Men age like wine and women age like milk.
How does that statement make you feel? Doesn’t it make you cringe, knowing that the societal norm dictates that a woman should be unable to accept and even embrace her natural journey through life as comfortably as a man is allowed to?
I think this statement sums up, quite nicely, why women fear aging. But let’s pick apart the reasons behind why such statements even exist and consider some alternative views to aging that allows us to feel more in control of our reactions to a completely uncontrollable experience. Because aging is something that we all encounter, from the day we are born, day in and out until the day we are no more.
First and foremost, we need to understand that we all naturally have a proclivity towards rejecting the very idea of aging. Aging is associated with disease, helplessness and eventually, death. But a disinclination to consider something is somehow very different from fear.
Business creates profits from fear. In the anti-aging business, we are talking like a $200 billion kind of profit. Through clever marketing, women are shown and repeatedly told that aging is associated with failure. It is a process that is cause for embarrassment and your age, once over 21, like other digits you own such as your weight and measurements, are never something to divulge.
A Dermstore poll recently conducted showed that women are using anti-aging products earlier than their elders and in addition, younger generations are experimenting and wearing makeup at a much younger age than was previously considered acceptable. 30% of women under the age of 35, which one in five of these being under the age of 24, are using anti-aging products regularly. Your average millennial began using such products when they were 26, compared to your average 55 year old who began at around the age 47.

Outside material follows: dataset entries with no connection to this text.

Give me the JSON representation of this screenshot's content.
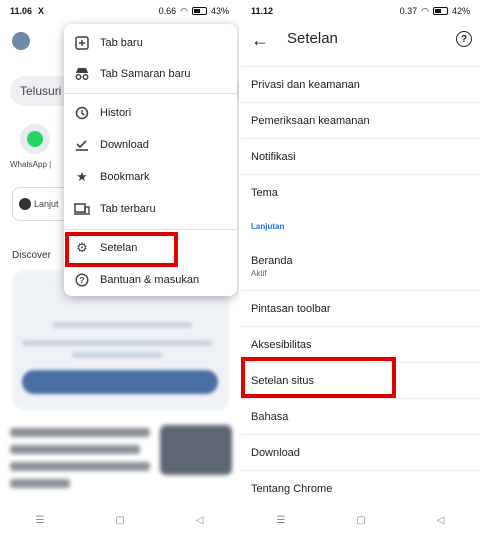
{
  "left_status": {
    "time": "11.06",
    "x_icon": "X",
    "speed": "0.66",
    "battery": "43%"
  },
  "right_status": {
    "time": "11.12",
    "speed": "0.37",
    "battery": "42%"
  },
  "left_background": {
    "search_placeholder": "Telusuri a",
    "whatsapp_label": "WhatsApp |",
    "lanjut_label": "Lanjut",
    "discover_label": "Discover"
  },
  "menu": {
    "items": [
      {
        "label": "Tab baru",
        "icon": "plus-square-icon"
      },
      {
        "label": "Tab Samaran baru",
        "icon": "incognito-icon"
      },
      {
        "label": "Histori",
        "icon": "history-icon"
      },
      {
        "label": "Download",
        "icon": "download-icon"
      },
      {
        "label": "Bookmark",
        "icon": "star-icon"
      },
      {
        "label": "Tab terbaru",
        "icon": "devices-icon"
      },
      {
        "label": "Setelan",
        "icon": "gear-icon"
      },
      {
        "label": "Bantuan & masukan",
        "icon": "help-icon"
      }
    ]
  },
  "settings": {
    "title": "Setelan",
    "rows": [
      {
        "label": "Privasi dan keamanan"
      },
      {
        "label": "Pemeriksaan keamanan"
      },
      {
        "label": "Notifikasi"
      },
      {
        "label": "Tema"
      }
    ],
    "section_label": "Lanjutan",
    "advanced_rows": [
      {
        "label": "Beranda",
        "sub": "Aktif"
      },
      {
        "label": "Pintasan toolbar"
      },
      {
        "label": "Aksesibilitas"
      },
      {
        "label": "Setelan situs"
      },
      {
        "label": "Bahasa"
      },
      {
        "label": "Download"
      },
      {
        "label": "Tentang Chrome"
      }
    ]
  },
  "highlight_color": "#e00000"
}
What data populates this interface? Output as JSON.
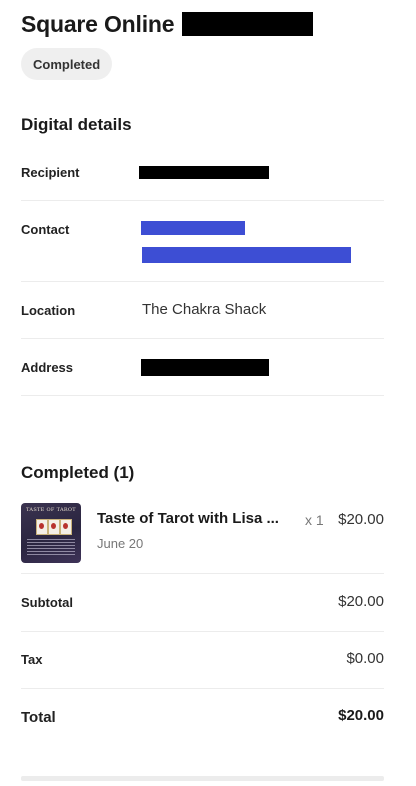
{
  "header": {
    "title": "Square Online"
  },
  "status_badge": "Completed",
  "digital_details": {
    "title": "Digital details",
    "rows": {
      "recipient": {
        "label": "Recipient"
      },
      "contact": {
        "label": "Contact"
      },
      "location": {
        "label": "Location",
        "value": "The Chakra Shack"
      },
      "address": {
        "label": "Address"
      }
    }
  },
  "completed": {
    "title": "Completed (1)",
    "item": {
      "image_title": "TASTE OF TAROT",
      "name": "Taste of Tarot with Lisa ...",
      "date": "June 20",
      "quantity": "x 1",
      "price": "$20.00"
    }
  },
  "summary": {
    "subtotal": {
      "label": "Subtotal",
      "value": "$20.00"
    },
    "tax": {
      "label": "Tax",
      "value": "$0.00"
    },
    "total": {
      "label": "Total",
      "value": "$20.00"
    }
  },
  "colors": {
    "redaction": "#000000",
    "link_highlight": "#3d4ed4",
    "badge_bg": "#efefef",
    "divider": "#ececec"
  }
}
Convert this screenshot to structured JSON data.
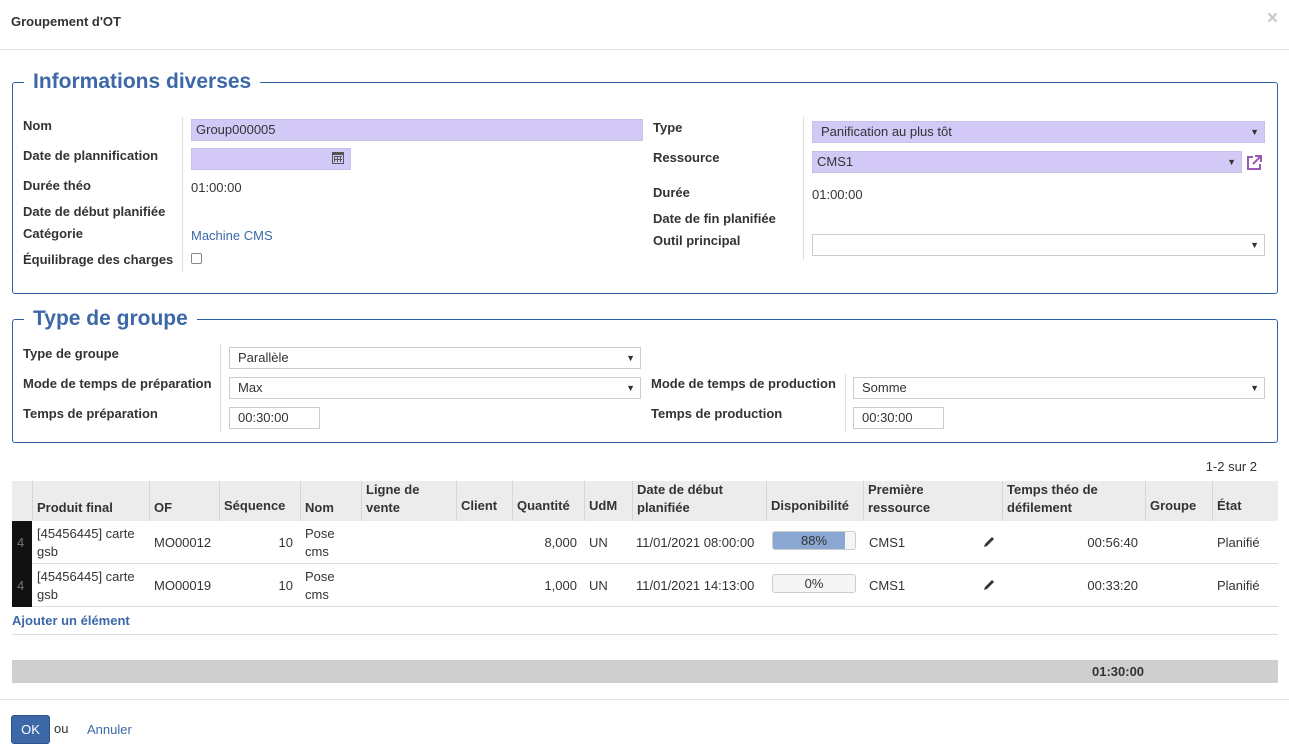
{
  "dialog": {
    "title": "Groupement d'OT",
    "close_glyph": "×"
  },
  "section1": {
    "legend": "Informations diverses",
    "nom": {
      "label": "Nom",
      "value": "Group000005"
    },
    "date_plan": {
      "label": "Date de plannification",
      "value": ""
    },
    "duree_theo": {
      "label": "Durée théo",
      "value": "01:00:00"
    },
    "date_debut": {
      "label": "Date de début planifiée",
      "value": ""
    },
    "categorie": {
      "label": "Catégorie",
      "value": "Machine CMS"
    },
    "equilibrage": {
      "label": "Équilibrage des charges",
      "checked": false
    },
    "type": {
      "label": "Type",
      "value": "Panification au plus tôt"
    },
    "ressource": {
      "label": "Ressource",
      "value": "CMS1"
    },
    "duree": {
      "label": "Durée",
      "value": "01:00:00"
    },
    "date_fin": {
      "label": "Date de fin planifiée",
      "value": ""
    },
    "outil": {
      "label": "Outil principal",
      "value": ""
    }
  },
  "section2": {
    "legend": "Type de groupe",
    "type_groupe": {
      "label": "Type de groupe",
      "value": "Parallèle"
    },
    "mode_prep": {
      "label": "Mode de temps de préparation",
      "value": "Max"
    },
    "temps_prep": {
      "label": "Temps de préparation",
      "value": "00:30:00"
    },
    "mode_prod": {
      "label": "Mode de temps de production",
      "value": "Somme"
    },
    "temps_prod": {
      "label": "Temps de production",
      "value": "00:30:00"
    }
  },
  "pager": "1-2 sur 2",
  "table": {
    "headers": {
      "produit": "Produit final",
      "of": "OF",
      "sequence": "Séquence",
      "nom": "Nom",
      "ligne_l1": "Ligne de",
      "ligne_l2": "vente",
      "client": "Client",
      "quantite": "Quantité",
      "udm": "UdM",
      "date_l1": "Date de début",
      "date_l2": "planifiée",
      "dispo": "Disponibilité",
      "ressource_l1": "Première",
      "ressource_l2": "ressource",
      "temps_l1": "Temps théo de",
      "temps_l2": "défilement",
      "groupe": "Groupe",
      "etat": "État"
    },
    "rows": [
      {
        "handle": "4",
        "produit_l1": "[45456445] carte",
        "produit_l2": "gsb",
        "of": "MO00012",
        "sequence": "10",
        "nom_l1": "Pose",
        "nom_l2": "cms",
        "quantite": "8,000",
        "udm": "UN",
        "date": "11/01/2021 08:00:00",
        "dispo_label": "88%",
        "dispo_percent": 88,
        "ressource": "CMS1",
        "temps": "00:56:40",
        "etat": "Planifié"
      },
      {
        "handle": "4",
        "produit_l1": "[45456445] carte",
        "produit_l2": "gsb",
        "of": "MO00019",
        "sequence": "10",
        "nom_l1": "Pose",
        "nom_l2": "cms",
        "quantite": "1,000",
        "udm": "UN",
        "date": "11/01/2021 14:13:00",
        "dispo_label": "0%",
        "dispo_percent": 0,
        "ressource": "CMS1",
        "temps": "00:33:20",
        "etat": "Planifié"
      }
    ],
    "add_line": "Ajouter un élément",
    "total": "01:30:00"
  },
  "footer": {
    "ok": "OK",
    "or": "ou",
    "cancel": "Annuler"
  },
  "colors": {
    "accent": "#3c68a8",
    "required_field": "#d3c9f7",
    "progress_fill": "#8aa7d1"
  }
}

At age 40, women can easily become invisible to their employers. The glass ceiling is still a very real barrier with women already earning less than their male counterparts and when you couple sexism with ageism, it can make it extremely difficult for a woman’s worth to be seen.
Likely, a woman has already put her career on hold to raise children and when coming back into the workforce is disadvantaged by several factors of discrimination, including her age which can not only have a negative financial impact but also a negative impact on her emotional wellbeing as well.
Magazines, ads and Hollywood:
Obvious enough to warrant significant placement in this article, following the lives of celebrities can laden us with huge emotional baggage. Actresses and famous models seem to freeze at 35 and those that don’t either fall off the radar or off the wagon, just looking at Demi Moore for example.
The unrelenting pressure of Hollywood whilst dealing with her breakup with younger Ashton Kutcher does make us feel sorry for Moore, but we are all afraid of rejection and watching one’s deep dive only serves to terrify us more, knowing that this could just as easily happen to us.
Speaking of the accumulation of pressure that Demi Moore faced, abandonment is often associated with a woman’s fear of aging. Because many women are at least somewhat financially dependent on their partners, the associated societal acceptance that women do not age as well as men does leave many afraid of the implications of being alone.
Can we find someone else? Can we cope on our own? When looking at the impact of aging on our careers as discussed above, the accumulated concerns easily begin to manifest into a fear which all stems from aging.
So why do women fear aging? Because we have been programmed to believe that our worth is skin deep. It is difficult to fight the bombardment of advertising that hounds us, having us believe they care. Beyond the mirror, aging invokes discrimination that has very real implications on our financial and mental stability, all giving reason to fear the inevitable.
We have some good news.
Although middle aged people are found to be the most unhappy statistically, we do get happier as we get older. “Age is an issue of mind over matter. If you don’t mind, it doesn’t matter”. Thanks, Mark Twain.
Just quickly, simply recognising what your belief systems were when you were growing up can do a lot to help you shift your perspective. If you grew up preparing for the burden of age, the weight of accumulated years on your back, this is exactly how it will feel for you.
Rather than viewing life as a wave that peaks at 40 before riding a steep decline towards the end, perhaps see it as a staircase where you ascend with wellbeing, spirit and wisdom so that you can better lead a life with intention.
As you would have often heard, you are a human being, not a human doing. The value you have in your career does not define you and retirement should not be the end of your worth in society. Leave off asking ‘what do you do for a living?’ and ask instead ‘what do you like doing?’ or ‘what makes you happy?’
Finally, work at recognising that you are not your body. With age comes certainty in yourself, power that is attractive to the right people, wisdom that gives you a deeper understanding and self-love that should have no expiration date.